Albert Skira, a slight, sandy-haired Swiss, has spent half of his 45 years making such museums pay. His 46-volume Les Tresbrs de la Peinture Franc,aise has sold a total of 1,000,000 copies in France and Switzerland alone. Last week Skira was on a flying visit to his new Manhattan office to push U.S. sales of such other works as The History of Modern Painting, of which two volumes, at $12.50 each, have already been published. By week's end he had hopped back to Geneva to finish preparations for Volume III.

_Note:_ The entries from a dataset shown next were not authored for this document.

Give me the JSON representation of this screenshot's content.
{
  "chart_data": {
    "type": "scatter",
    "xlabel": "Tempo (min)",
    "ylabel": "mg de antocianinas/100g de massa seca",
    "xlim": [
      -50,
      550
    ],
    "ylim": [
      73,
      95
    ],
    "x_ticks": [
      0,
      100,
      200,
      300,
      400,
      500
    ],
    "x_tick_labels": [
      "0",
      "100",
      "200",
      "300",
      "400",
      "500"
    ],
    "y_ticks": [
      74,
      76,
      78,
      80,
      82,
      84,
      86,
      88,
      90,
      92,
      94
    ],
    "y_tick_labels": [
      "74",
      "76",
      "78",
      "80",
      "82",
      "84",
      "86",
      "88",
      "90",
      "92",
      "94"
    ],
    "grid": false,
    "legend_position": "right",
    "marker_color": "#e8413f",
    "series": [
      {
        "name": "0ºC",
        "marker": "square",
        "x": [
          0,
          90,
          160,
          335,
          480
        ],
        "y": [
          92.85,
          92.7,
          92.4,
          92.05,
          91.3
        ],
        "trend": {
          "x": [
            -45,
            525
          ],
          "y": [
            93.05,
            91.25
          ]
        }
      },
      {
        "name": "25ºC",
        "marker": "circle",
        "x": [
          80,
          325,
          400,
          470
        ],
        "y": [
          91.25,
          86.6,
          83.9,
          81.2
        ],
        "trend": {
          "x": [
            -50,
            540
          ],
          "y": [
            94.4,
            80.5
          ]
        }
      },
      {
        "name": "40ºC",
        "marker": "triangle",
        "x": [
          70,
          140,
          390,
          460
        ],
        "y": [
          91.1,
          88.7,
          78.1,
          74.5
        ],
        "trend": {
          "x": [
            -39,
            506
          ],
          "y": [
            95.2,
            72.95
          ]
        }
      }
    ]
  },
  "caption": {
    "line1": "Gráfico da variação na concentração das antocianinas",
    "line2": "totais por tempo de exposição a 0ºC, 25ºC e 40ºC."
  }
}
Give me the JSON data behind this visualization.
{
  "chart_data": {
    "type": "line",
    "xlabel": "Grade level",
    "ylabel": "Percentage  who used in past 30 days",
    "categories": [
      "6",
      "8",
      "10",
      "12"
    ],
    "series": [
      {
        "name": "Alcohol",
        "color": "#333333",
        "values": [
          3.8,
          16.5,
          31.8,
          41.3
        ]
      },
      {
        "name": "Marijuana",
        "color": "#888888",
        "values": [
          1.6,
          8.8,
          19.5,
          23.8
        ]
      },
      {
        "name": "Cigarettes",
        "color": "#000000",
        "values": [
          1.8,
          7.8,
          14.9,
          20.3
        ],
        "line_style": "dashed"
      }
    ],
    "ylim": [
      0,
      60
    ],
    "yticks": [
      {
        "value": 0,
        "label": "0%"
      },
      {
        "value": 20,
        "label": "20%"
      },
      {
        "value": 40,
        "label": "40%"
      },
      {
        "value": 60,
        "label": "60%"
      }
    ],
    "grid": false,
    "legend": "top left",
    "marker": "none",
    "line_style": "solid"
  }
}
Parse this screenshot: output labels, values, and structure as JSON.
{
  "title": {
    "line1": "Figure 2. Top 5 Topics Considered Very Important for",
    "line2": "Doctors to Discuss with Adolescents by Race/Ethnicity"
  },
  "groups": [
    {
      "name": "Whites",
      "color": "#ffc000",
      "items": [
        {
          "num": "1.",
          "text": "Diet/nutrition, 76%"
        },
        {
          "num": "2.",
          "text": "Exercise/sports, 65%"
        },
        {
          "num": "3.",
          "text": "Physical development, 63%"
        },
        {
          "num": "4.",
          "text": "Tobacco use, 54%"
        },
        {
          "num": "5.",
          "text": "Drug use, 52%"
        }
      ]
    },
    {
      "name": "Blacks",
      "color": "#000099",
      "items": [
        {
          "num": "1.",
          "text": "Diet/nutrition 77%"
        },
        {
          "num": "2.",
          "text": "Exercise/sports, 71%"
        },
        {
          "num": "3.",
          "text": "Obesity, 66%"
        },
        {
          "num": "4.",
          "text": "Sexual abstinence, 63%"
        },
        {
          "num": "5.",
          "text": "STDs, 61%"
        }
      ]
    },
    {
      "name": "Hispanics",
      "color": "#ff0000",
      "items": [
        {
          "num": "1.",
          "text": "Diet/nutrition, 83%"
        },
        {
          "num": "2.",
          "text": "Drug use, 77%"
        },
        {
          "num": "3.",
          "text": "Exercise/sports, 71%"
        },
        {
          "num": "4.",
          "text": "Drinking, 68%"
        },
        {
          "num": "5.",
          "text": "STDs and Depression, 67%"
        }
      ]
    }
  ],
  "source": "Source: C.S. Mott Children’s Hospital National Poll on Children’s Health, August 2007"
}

According to Alexander Malitsky, head of Brentano's art-book department, the History is "creating a big revolution in the publishing business. Many of the art books full of color plates nowadays are just fireworks--full of color, yes, but bad color. These books are very, very fine." To make them fine, Perfectionist Skira himself picks the paintings to be reproduced, decides the layout of each page, assigns the accompanying texts to authoritative critics, and carefully supervise's every step of the printing.
Skira bought his first art work, a Picasso gouache, at 16, and paid for it in $2 monthly installments over a year and a half. At 25 he left Geneva for Paris, carrying a suitcaseful of secondhand art books to sell and cherishing a fond hope that Picasso might be persuaded to illustrate a book for him. After a year in Paris he at last met his idol and made his proposition. "That will cost you $1,250 an engraving," said Picasso, and turned away. Pale but firm, Skira replied, "I'll want 30 of them." They decided to make the book Ovid's Metamorphoses. Skira borrowed part of the money, jubilantly sent announcements to booksellers throughout Europe asking for orders, and received only one, for a single copy.
But copy by copy the book began to sell, and Skira was able to follow it with Mallarme's Poems illustrated by Matisse. Today the best copies of both are collector's items valued at $2,500, and Skira no longer has to borrow money to publish what he pleases. The field, he says happily, is inexhaustible, "for the more people know about art the more they want to know."